Таким образом была восстановлена связь времён, прерванная в начале 30-х годов волевым указом Софьи Васильевны. В этих маленьких залах можно было увидеть всё, что угодно. Но не было там трудовых будней советского народа, его славных праздников и казённого патриотизма.
Неземная музыка и небесная аура сопровождали зрителей на лучших экспозициях, и казалось, что реальный мир не только далеко отступает от этого места, но и значительно уступает в изобразительной силе многим полотнам в этом кладезе сакрализации духа. Эзотерическая направленность в религиозном преломлении определяла основную тенденцию этой новой эстетической программы с привлечением всего арсенала выразительных средств, накопленных живописью ХХ века.
Ценитель (портрет урядника Туманова), 1989, холст, масло, 38х46 см.
Так продолжалось до новых времён, когда долгожданная свобода, за которую многие диссиденты поплатились здоровьем и жизнью, была милостиво спущена сверху. И с этого момента «андеграунд», потеряв свой статус и значение, выбрался на поверхность и стал заполнять свободные стены и площадки. Художники вышли на улицу. «Авангардный шквал», прокатившийся по выставочным залам столицы, выявил то, что клубилось вокруг основной «тусовки». Как это обычно бывает, анархия и вседозволенность плюс сексуальная революция породили специфическое дурновкусие и пошлость. Большие мастера ушли в тень, либо группировались вокруг частных галерей. Коммерциализация искусства затронула значительную часть живописцев и постепенно выставочные залы стали заполняться салонными картинками, имитирующими различные стили позапрошлого века и прежде всего самый изысканный – стиль модерн.
Возвращаясь к проблеме нонконформизма, следует сказать, что это прежде всего – личностное качество художника, вопрос его мировоззрения и творческой независимости. Так было всегда, не только в ХХ веке. Величайшим нонконформистом был Питер Брейгель Старший, удивлявший своих современников и потомков независимостью ума, личностным прочтением и оригинальностью трактовок общечеловеческих легенд и мифов.
И ещё одно важное обстоятельство, имеющее прямое отношение к проблеме нонконформизма.
Полвека назад живопись, как художественная дисциплина, как стиль в своей пластической основе, завершила свой цикл развития вместе с последними всплесками абстракционизма.
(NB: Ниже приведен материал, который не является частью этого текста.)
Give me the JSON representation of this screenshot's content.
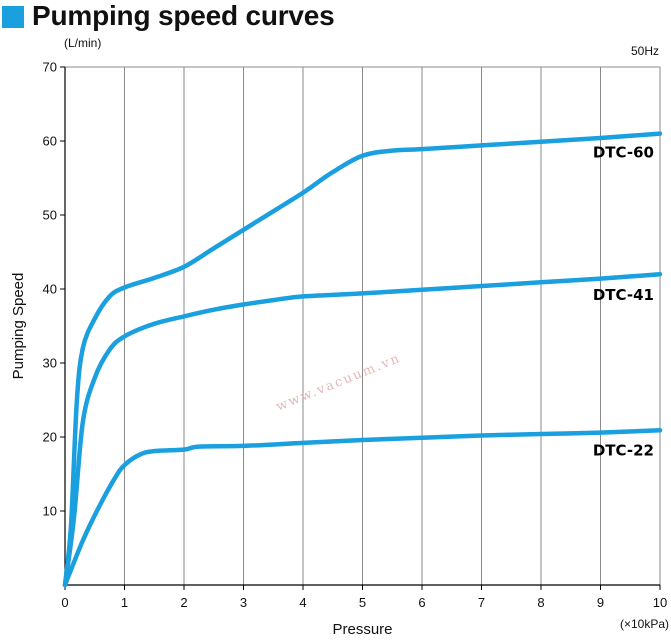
{
  "header": {
    "title": "Pumping speed curves"
  },
  "watermark": "www.vacuum.vn",
  "chart_data": {
    "type": "line",
    "title": "Pumping speed curves",
    "frequency_note": "50Hz",
    "xlabel": "Pressure",
    "x_unit": "(×10kPa)",
    "ylabel": "Pumping Speed",
    "y_unit": "(L/min)",
    "xlim": [
      0,
      10
    ],
    "ylim": [
      0,
      70
    ],
    "xticks": [
      "0",
      "1",
      "2",
      "3",
      "4",
      "5",
      "6",
      "7",
      "8",
      "9",
      "10"
    ],
    "yticks": [
      "10",
      "20",
      "30",
      "40",
      "50",
      "60",
      "70"
    ],
    "grid": "vertical",
    "color": "#1a9fdf",
    "series": [
      {
        "name": "DTC-60",
        "points": [
          [
            0,
            0
          ],
          [
            0.1,
            8
          ],
          [
            0.2,
            25
          ],
          [
            0.3,
            32
          ],
          [
            0.5,
            36
          ],
          [
            0.75,
            39
          ],
          [
            1,
            40.2
          ],
          [
            1.5,
            41.5
          ],
          [
            2,
            43
          ],
          [
            2.5,
            45.5
          ],
          [
            3,
            48
          ],
          [
            3.5,
            50.5
          ],
          [
            4,
            53
          ],
          [
            4.5,
            55.8
          ],
          [
            5,
            58
          ],
          [
            5.5,
            58.7
          ],
          [
            6,
            58.9
          ],
          [
            7,
            59.4
          ],
          [
            8,
            59.9
          ],
          [
            9,
            60.4
          ],
          [
            10,
            61
          ]
        ]
      },
      {
        "name": "DTC-41",
        "points": [
          [
            0,
            0
          ],
          [
            0.15,
            9
          ],
          [
            0.3,
            22
          ],
          [
            0.5,
            28
          ],
          [
            0.75,
            31.8
          ],
          [
            1,
            33.6
          ],
          [
            1.5,
            35.3
          ],
          [
            2,
            36.3
          ],
          [
            2.5,
            37.2
          ],
          [
            3,
            37.9
          ],
          [
            3.5,
            38.5
          ],
          [
            4,
            39
          ],
          [
            5,
            39.4
          ],
          [
            6,
            39.9
          ],
          [
            7,
            40.4
          ],
          [
            8,
            40.9
          ],
          [
            9,
            41.4
          ],
          [
            10,
            42
          ]
        ]
      },
      {
        "name": "DTC-22",
        "points": [
          [
            0,
            0
          ],
          [
            0.3,
            6
          ],
          [
            0.6,
            11
          ],
          [
            0.85,
            14.6
          ],
          [
            1,
            16.2
          ],
          [
            1.25,
            17.6
          ],
          [
            1.5,
            18.1
          ],
          [
            2,
            18.3
          ],
          [
            2.25,
            18.7
          ],
          [
            3,
            18.8
          ],
          [
            4,
            19.2
          ],
          [
            5,
            19.6
          ],
          [
            6,
            19.9
          ],
          [
            7,
            20.2
          ],
          [
            8,
            20.4
          ],
          [
            9,
            20.6
          ],
          [
            10,
            20.9
          ]
        ]
      }
    ]
  }
}
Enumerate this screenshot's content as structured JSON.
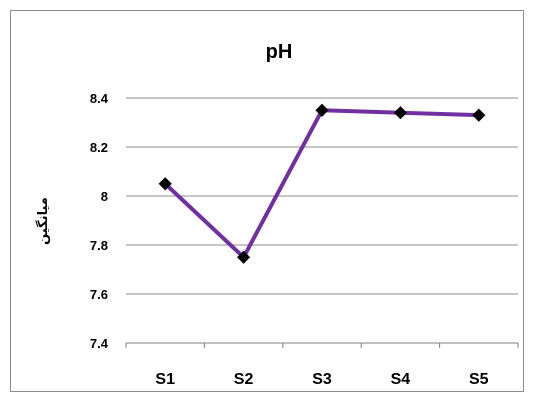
{
  "chart_data": {
    "type": "line",
    "title": "pH",
    "xlabel": "",
    "ylabel": "میانگین",
    "categories": [
      "S1",
      "S2",
      "S3",
      "S4",
      "S5"
    ],
    "series": [
      {
        "values": [
          8.05,
          7.75,
          8.35,
          8.34,
          8.33
        ],
        "color": "#7030A0",
        "marker": "diamond",
        "marker_color": "#000000"
      }
    ],
    "ylim": [
      7.4,
      8.4
    ],
    "yticks": [
      "7.4",
      "7.6",
      "7.8",
      "8",
      "8.2",
      "8.4"
    ],
    "grid": true,
    "legend": "none"
  }
}
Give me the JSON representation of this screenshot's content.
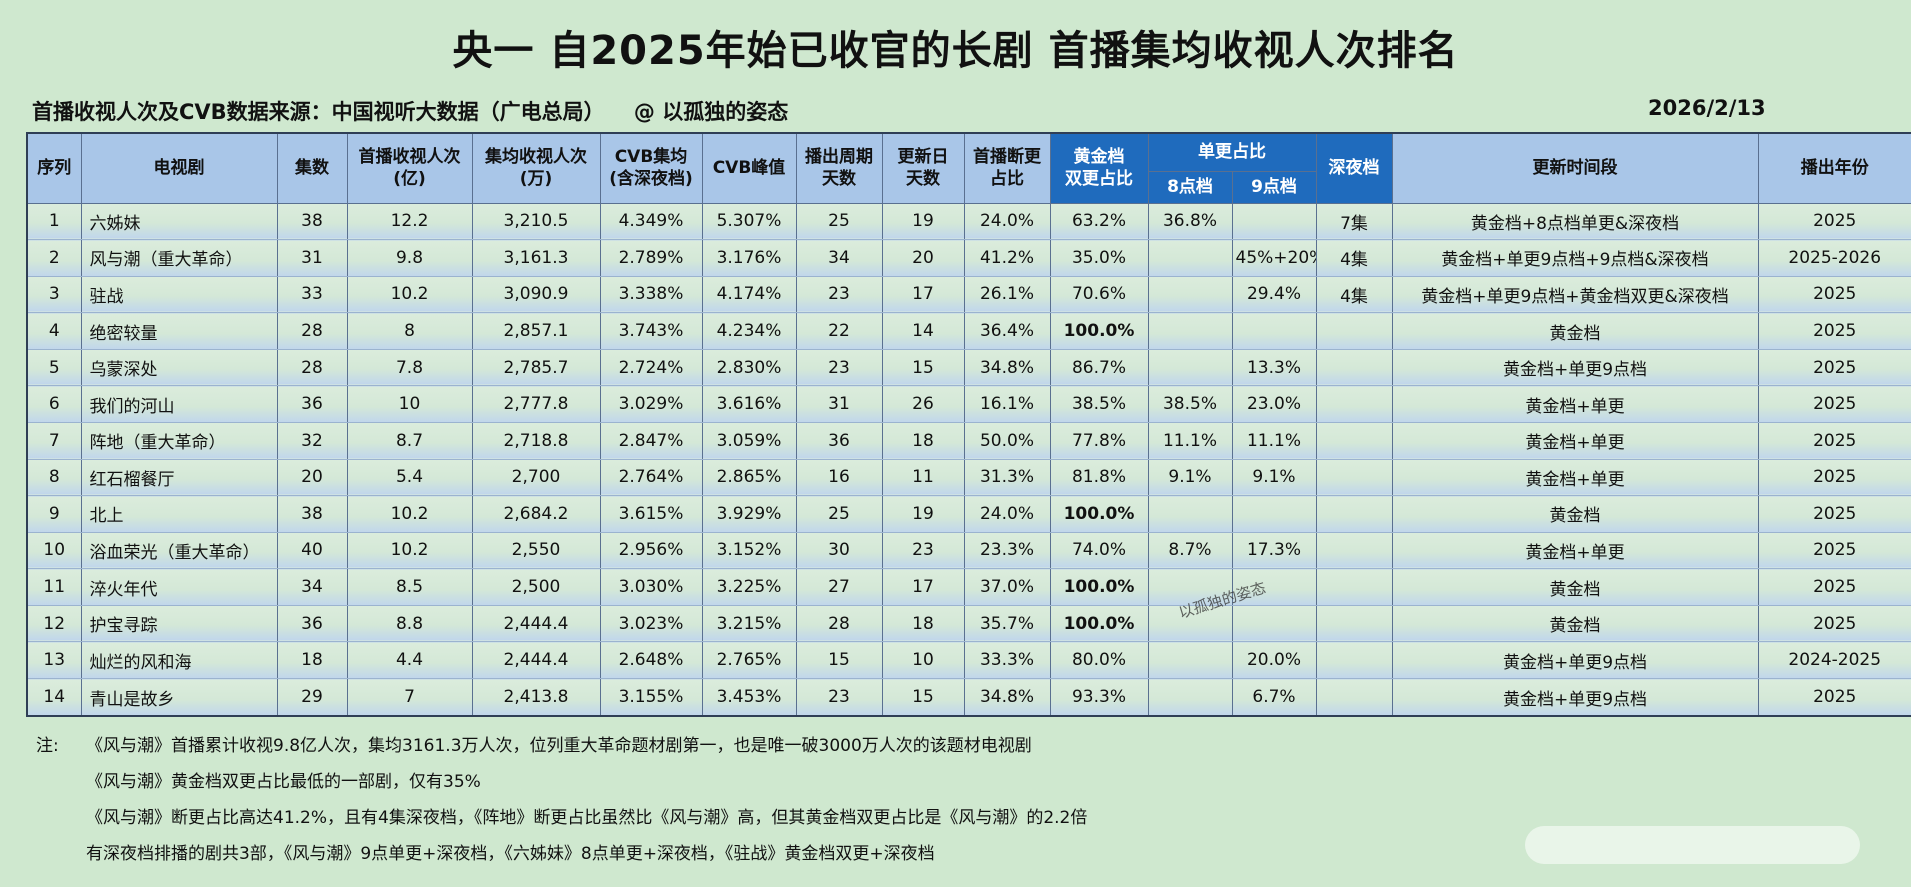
{
  "title": "央一 自2025年始已收官的长剧 首播集均收视人次排名",
  "source": "首播收视人次及CVB数据来源：中国视听大数据（广电总局）    @ 以孤独的姿态",
  "date": "2026/2/13",
  "headers": {
    "rank": "序列",
    "drama": "电视剧",
    "episodes": "集数",
    "viewers_line1": "首播收视人次",
    "viewers_line2": "(亿)",
    "avg_line1": "集均收视人次",
    "avg_line2": "(万)",
    "cvb_avg_line1": "CVB集均",
    "cvb_avg_line2": "(含深夜档)",
    "cvb_peak": "CVB峰值",
    "cycle_line1": "播出周期",
    "cycle_line2": "天数",
    "update_line1": "更新日",
    "update_line2": "天数",
    "break_line1": "首播断更",
    "break_line2": "占比",
    "gold_line1": "黄金档",
    "gold_line2": "双更占比",
    "single_group": "单更占比",
    "single_8": "8点档",
    "single_9": "9点档",
    "late": "深夜档",
    "slot": "更新时间段",
    "year": "播出年份"
  },
  "rows": [
    {
      "no": "1",
      "name": "六姊妹",
      "eps": "38",
      "viewers": "12.2",
      "avg": "3,210.5",
      "cvb_avg": "4.349%",
      "cvb_peak": "5.307%",
      "cycle": "25",
      "update": "19",
      "break": "24.0%",
      "gold": "63.2%",
      "s8": "36.8%",
      "s9": "",
      "late": "7集",
      "slot": "黄金档+8点档单更&深夜档",
      "year": "2025"
    },
    {
      "no": "2",
      "name": "风与潮（重大革命）",
      "eps": "31",
      "viewers": "9.8",
      "avg": "3,161.3",
      "cvb_avg": "2.789%",
      "cvb_peak": "3.176%",
      "cycle": "34",
      "update": "20",
      "break": "41.2%",
      "gold": "35.0%",
      "s8": "",
      "s9": "45%+20%",
      "late": "4集",
      "slot": "黄金档+单更9点档+9点档&深夜档",
      "year": "2025-2026"
    },
    {
      "no": "3",
      "name": "驻战",
      "eps": "33",
      "viewers": "10.2",
      "avg": "3,090.9",
      "cvb_avg": "3.338%",
      "cvb_peak": "4.174%",
      "cycle": "23",
      "update": "17",
      "break": "26.1%",
      "gold": "70.6%",
      "s8": "",
      "s9": "29.4%",
      "late": "4集",
      "slot": "黄金档+单更9点档+黄金档双更&深夜档",
      "year": "2025"
    },
    {
      "no": "4",
      "name": "绝密较量",
      "eps": "28",
      "viewers": "8",
      "avg": "2,857.1",
      "cvb_avg": "3.743%",
      "cvb_peak": "4.234%",
      "cycle": "22",
      "update": "14",
      "break": "36.4%",
      "gold": "100.0%",
      "s8": "",
      "s9": "",
      "late": "",
      "slot": "黄金档",
      "year": "2025"
    },
    {
      "no": "5",
      "name": "乌蒙深处",
      "eps": "28",
      "viewers": "7.8",
      "avg": "2,785.7",
      "cvb_avg": "2.724%",
      "cvb_peak": "2.830%",
      "cycle": "23",
      "update": "15",
      "break": "34.8%",
      "gold": "86.7%",
      "s8": "",
      "s9": "13.3%",
      "late": "",
      "slot": "黄金档+单更9点档",
      "year": "2025"
    },
    {
      "no": "6",
      "name": "我们的河山",
      "eps": "36",
      "viewers": "10",
      "avg": "2,777.8",
      "cvb_avg": "3.029%",
      "cvb_peak": "3.616%",
      "cycle": "31",
      "update": "26",
      "break": "16.1%",
      "gold": "38.5%",
      "s8": "38.5%",
      "s9": "23.0%",
      "late": "",
      "slot": "黄金档+单更",
      "year": "2025"
    },
    {
      "no": "7",
      "name": "阵地（重大革命）",
      "eps": "32",
      "viewers": "8.7",
      "avg": "2,718.8",
      "cvb_avg": "2.847%",
      "cvb_peak": "3.059%",
      "cycle": "36",
      "update": "18",
      "break": "50.0%",
      "gold": "77.8%",
      "s8": "11.1%",
      "s9": "11.1%",
      "late": "",
      "slot": "黄金档+单更",
      "year": "2025"
    },
    {
      "no": "8",
      "name": "红石榴餐厅",
      "eps": "20",
      "viewers": "5.4",
      "avg": "2,700",
      "cvb_avg": "2.764%",
      "cvb_peak": "2.865%",
      "cycle": "16",
      "update": "11",
      "break": "31.3%",
      "gold": "81.8%",
      "s8": "9.1%",
      "s9": "9.1%",
      "late": "",
      "slot": "黄金档+单更",
      "year": "2025"
    },
    {
      "no": "9",
      "name": "北上",
      "eps": "38",
      "viewers": "10.2",
      "avg": "2,684.2",
      "cvb_avg": "3.615%",
      "cvb_peak": "3.929%",
      "cycle": "25",
      "update": "19",
      "break": "24.0%",
      "gold": "100.0%",
      "s8": "",
      "s9": "",
      "late": "",
      "slot": "黄金档",
      "year": "2025"
    },
    {
      "no": "10",
      "name": "浴血荣光（重大革命）",
      "eps": "40",
      "viewers": "10.2",
      "avg": "2,550",
      "cvb_avg": "2.956%",
      "cvb_peak": "3.152%",
      "cycle": "30",
      "update": "23",
      "break": "23.3%",
      "gold": "74.0%",
      "s8": "8.7%",
      "s9": "17.3%",
      "late": "",
      "slot": "黄金档+单更",
      "year": "2025"
    },
    {
      "no": "11",
      "name": "淬火年代",
      "eps": "34",
      "viewers": "8.5",
      "avg": "2,500",
      "cvb_avg": "3.030%",
      "cvb_peak": "3.225%",
      "cycle": "27",
      "update": "17",
      "break": "37.0%",
      "gold": "100.0%",
      "s8": "",
      "s9": "",
      "late": "",
      "slot": "黄金档",
      "year": "2025"
    },
    {
      "no": "12",
      "name": "护宝寻踪",
      "eps": "36",
      "viewers": "8.8",
      "avg": "2,444.4",
      "cvb_avg": "3.023%",
      "cvb_peak": "3.215%",
      "cycle": "28",
      "update": "18",
      "break": "35.7%",
      "gold": "100.0%",
      "s8": "",
      "s9": "",
      "late": "",
      "slot": "黄金档",
      "year": "2025"
    },
    {
      "no": "13",
      "name": "灿烂的风和海",
      "eps": "18",
      "viewers": "4.4",
      "avg": "2,444.4",
      "cvb_avg": "2.648%",
      "cvb_peak": "2.765%",
      "cycle": "15",
      "update": "10",
      "break": "33.3%",
      "gold": "80.0%",
      "s8": "",
      "s9": "20.0%",
      "late": "",
      "slot": "黄金档+单更9点档",
      "year": "2024-2025"
    },
    {
      "no": "14",
      "name": "青山是故乡",
      "eps": "29",
      "viewers": "7",
      "avg": "2,413.8",
      "cvb_avg": "3.155%",
      "cvb_peak": "3.453%",
      "cycle": "23",
      "update": "15",
      "break": "34.8%",
      "gold": "93.3%",
      "s8": "",
      "s9": "6.7%",
      "late": "",
      "slot": "黄金档+单更9点档",
      "year": "2025"
    }
  ],
  "watermark": "以孤独的姿态",
  "notes": {
    "label": "注:",
    "lines": [
      "《风与潮》首播累计收视9.8亿人次，集均3161.3万人次，位列重大革命题材剧第一，也是唯一破3000万人次的该题材电视剧",
      "《风与潮》黄金档双更占比最低的一部剧，仅有35%",
      "《风与潮》断更占比高达41.2%，且有4集深夜档，《阵地》断更占比虽然比《风与潮》高，但其黄金档双更占比是《风与潮》的2.2倍",
      "有深夜档排播的剧共3部，《风与潮》9点单更+深夜档，《六姊妹》8点单更+深夜档，《驻战》黄金档双更+深夜档"
    ]
  }
}
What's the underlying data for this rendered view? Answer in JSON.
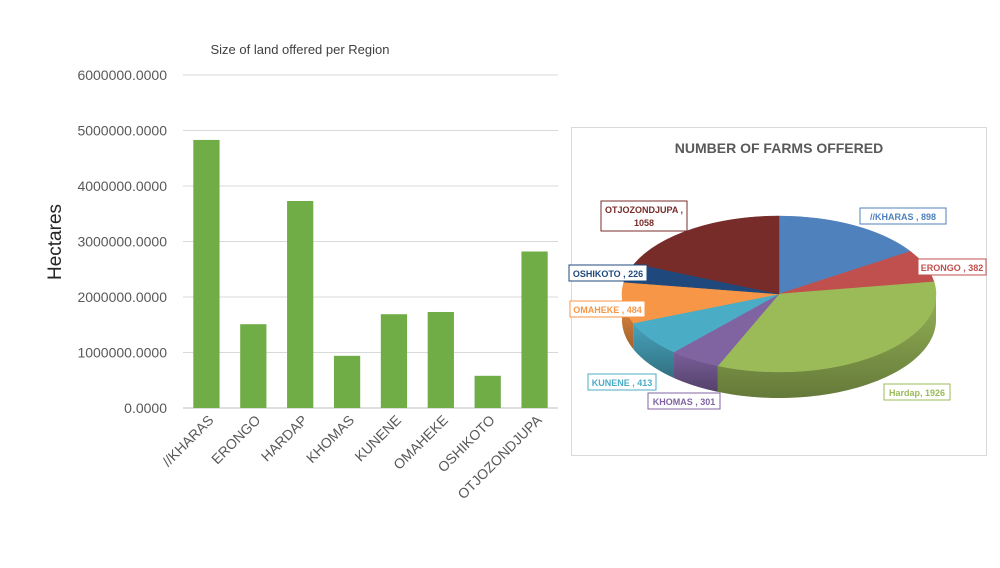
{
  "chart_data": [
    {
      "type": "bar",
      "title": "Size of land offered per Region",
      "ylabel": "Hectares",
      "xlabel": "",
      "ylim": [
        0,
        6000000
      ],
      "yticks": [
        "0.0000",
        "1000000.0000",
        "2000000.0000",
        "3000000.0000",
        "4000000.0000",
        "5000000.0000",
        "6000000.0000"
      ],
      "grid": true,
      "categories": [
        "//KHARAS",
        "ERONGO",
        "HARDAP",
        "KHOMAS",
        "KUNENE",
        "OMAHEKE",
        "OSHIKOTO",
        "OTJOZONDJUPA"
      ],
      "values": [
        4830000,
        1510000,
        3730000,
        940000,
        1690000,
        1730000,
        580000,
        2820000
      ],
      "color": "#70ad47"
    },
    {
      "type": "pie",
      "title": "NUMBER OF FARMS OFFERED",
      "slices": [
        {
          "label": "//KHARAS , 898",
          "value": 898,
          "color": "#4f81bd"
        },
        {
          "label": "ERONGO , 382",
          "value": 382,
          "color": "#c0504d"
        },
        {
          "label": "Hardap, 1926",
          "value": 1926,
          "color": "#9bbb59"
        },
        {
          "label": "KHOMAS , 301",
          "value": 301,
          "color": "#8064a2"
        },
        {
          "label": "KUNENE , 413",
          "value": 413,
          "color": "#4bacc6"
        },
        {
          "label": "OMAHEKE , 484",
          "value": 484,
          "color": "#f79646"
        },
        {
          "label": "OSHIKOTO , 226",
          "value": 226,
          "color": "#1f497d"
        },
        {
          "label": "OTJOZONDJUPA , 1058",
          "value": 1058,
          "color": "#772c2a"
        }
      ]
    }
  ]
}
После чего начался непосредственно концептуальный период развития последовательного контрискусства.
Рождение самого стиля концептуализма в конце 60-х годов было не случайным вывертом одичавшего западного ума, а естественным продолжением и разновидностью позднемодернистской философии. В данном случае в основе этой очередной «новой волны» лежал миф о всевластии средств массовой информации и прежде всего – электронных СМИ. И ведь всё это происходило под знаменем нонконформизма.
В России все эти перипетии переживались в социальном ключе подспудного или явного противостояния до тех пор, пока Империя не рухнула.
Здесь представлены работы разного времени и стиля, но они все с концептуальной направленностью и пластической наполненностью характеризуют различные этапы индивидуального сознания автора и наиболее ярких художников своего времени.